Kolumne Robotik, Recht, Risiko: Predictive Maintenance und der Black-Box-Effekt

Kolumne Robotik, Recht, Risiko

Predictive Maintenance und der Black-Box-Effekt

Die Zeit der starren Wartungspläne geht ihrem Ende entgegen – zu unflexibel, zu teuer, zu riskant, denn entweder erfolgt der Austausch von Verschleißteilen unnötig oder er kommt zu spät. Predictive Maintenance, also vorausschauende Wartung, heißt hier das Zauberwort.

 (Bild: Noerr Partnerschaftsgesellschaft mbB)

Dr. Torsten Kraul ist Rechtsanwalt und Partner der Kanzlei Noerr. Er ist Co-Leiter des Bereichs Digital Business. (Bild: Noerr Partnerschaftsgesellschaft mbB)

Bei der vorausschauenden Wartung erfolgt ein stetiger Abgleich der durch Sensorik erfassten Daten einer konkreten Maschine mit ihrem digitalen Zwilling, also seiner digitalen Repräsentation. Dieser bildet auf Grundlage der Analyse großer Datenmengen mittels künstlicher Intelligenz durch maschinelles Lernen und Deep Learning für die Beurteilung der Wartungsentscheidung maßgebliche Parameter ab. Nur wenn aufgrund dieser Erfahrungswerte die Voraussetzungen vorliegen, wird die Wartung in Auftrag gegeben.

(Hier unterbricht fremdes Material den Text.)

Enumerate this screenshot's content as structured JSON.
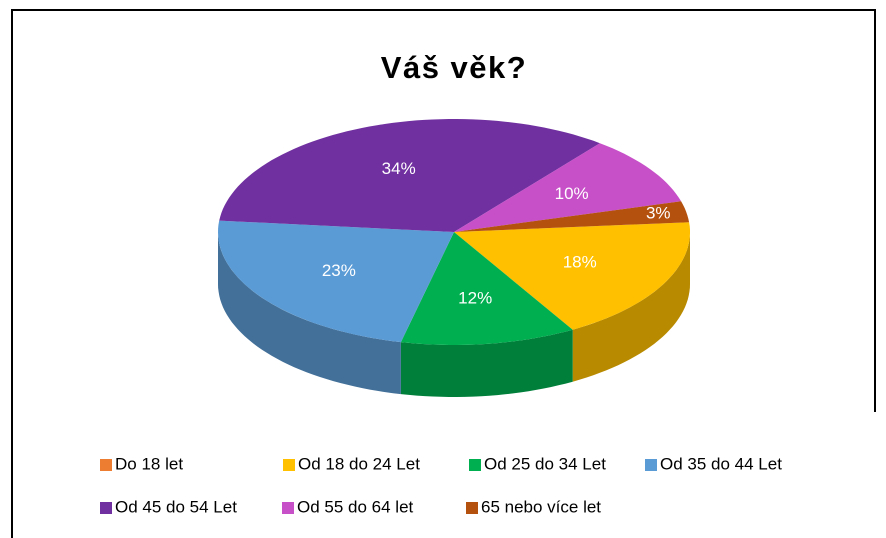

Freilich kann die Prognoseentscheidung unzutreffend sein und etwa trotz grünen Lichts eine Maschine einen Verschleißschaden erleiden und dadurch die gesamte Produktion lahmlegen. In diesen Fällen stellt sich die Haftungsfrage, die eine genaue Fehleranalyse erfordert. Häufig ist man nun mit einem Spezifikum der künstlichen Intelligenz konfrontiert: Im Rahmen autonom lernender Systeme können künstliche neuronale Netzwerke eingesetzt werden, die auf Grundlage unstrukturierter (Input-)Daten in der Lage sind, selbsttätig Zusammenhänge zu erkennen. Hieraus generiert der Algorithmus in einem Deep-Learning-Prozess Erkenntnisse (Output), die weder die ursprünglichen Daten, noch ihre Gewichtung oder sonstige Schritte des Verarbeitungsprozesses erkennen lassen. In diesem Zusammenhang wird vom Black-Box-Effekt gesprochen.

Der Black-Box-Effekt stellt den Nutzer einer Anwendung künstlicher Intelligenz also mitunter vor erhebliche Beweisprobleme, denn sein Regress gegen den Anbieter wird in der Regel davon abhängen, ob er einen Fehler oder Mangel bzw., soweit erforderlich, Verschulden des Anbieters darlegen kann. Die Schwierigkeiten beginnen dabei bereits damit, dass der Anwender den Ablauf des konkreten Entscheidungsprozesses innerhalb der Software nicht wird nachvollziehen können. Ferner fehlt ihm der Zugang zu den zur Herausbildung des digitalen Zwillings verwendeten Input-Daten und wie diese dessen Ausgestaltung beeinflusst haben. Zudem handelt es sich hierbei üblicherweise nicht um einen mit der Bereitstellung der Anwendung abgeschlossenen Prozess, sondern diese wird vielmehr aufgrund neuerer Daten immer weiter trainiert und entwickelt.

Diesen Herausforderungen kann durch teils technische, teils rechtliche Mittel begegnet werden. So etablieren sich Dienstleister, die sich auf die Entschlüsselung von algorithmischen Vorgängen spezialisieren, allerdings führt der Einsatz solcher Leistungen zu erheblichen Kosten. Andererseits kann der Nutzer vertragliche Regelungen mit dem Anbieter treffen. So können die Anforderungen an die Anwendung konkret beschrieben und dem Anbieter die Verantwortlichkeit dafür auferlegt werden, die Ordnungsmäßigkeit zu beweisen. Ferner kann der Anbieter zu einer umfassenden, beweiskräftigen Dokumentation der Datenverarbeitung verpflichtet werden. Zur Wahl stehen hier (qualifiziert) signierte Logs und Protokolle. Um sich nicht in der Black-Box der KI-Anwendung zu verlieren, bedarf es also besonderer Vorkehrungen. Ob diese freilich durchgesetzt werden können, hängt entscheiden vom Verhandlungsgeschick des Anwenders ab.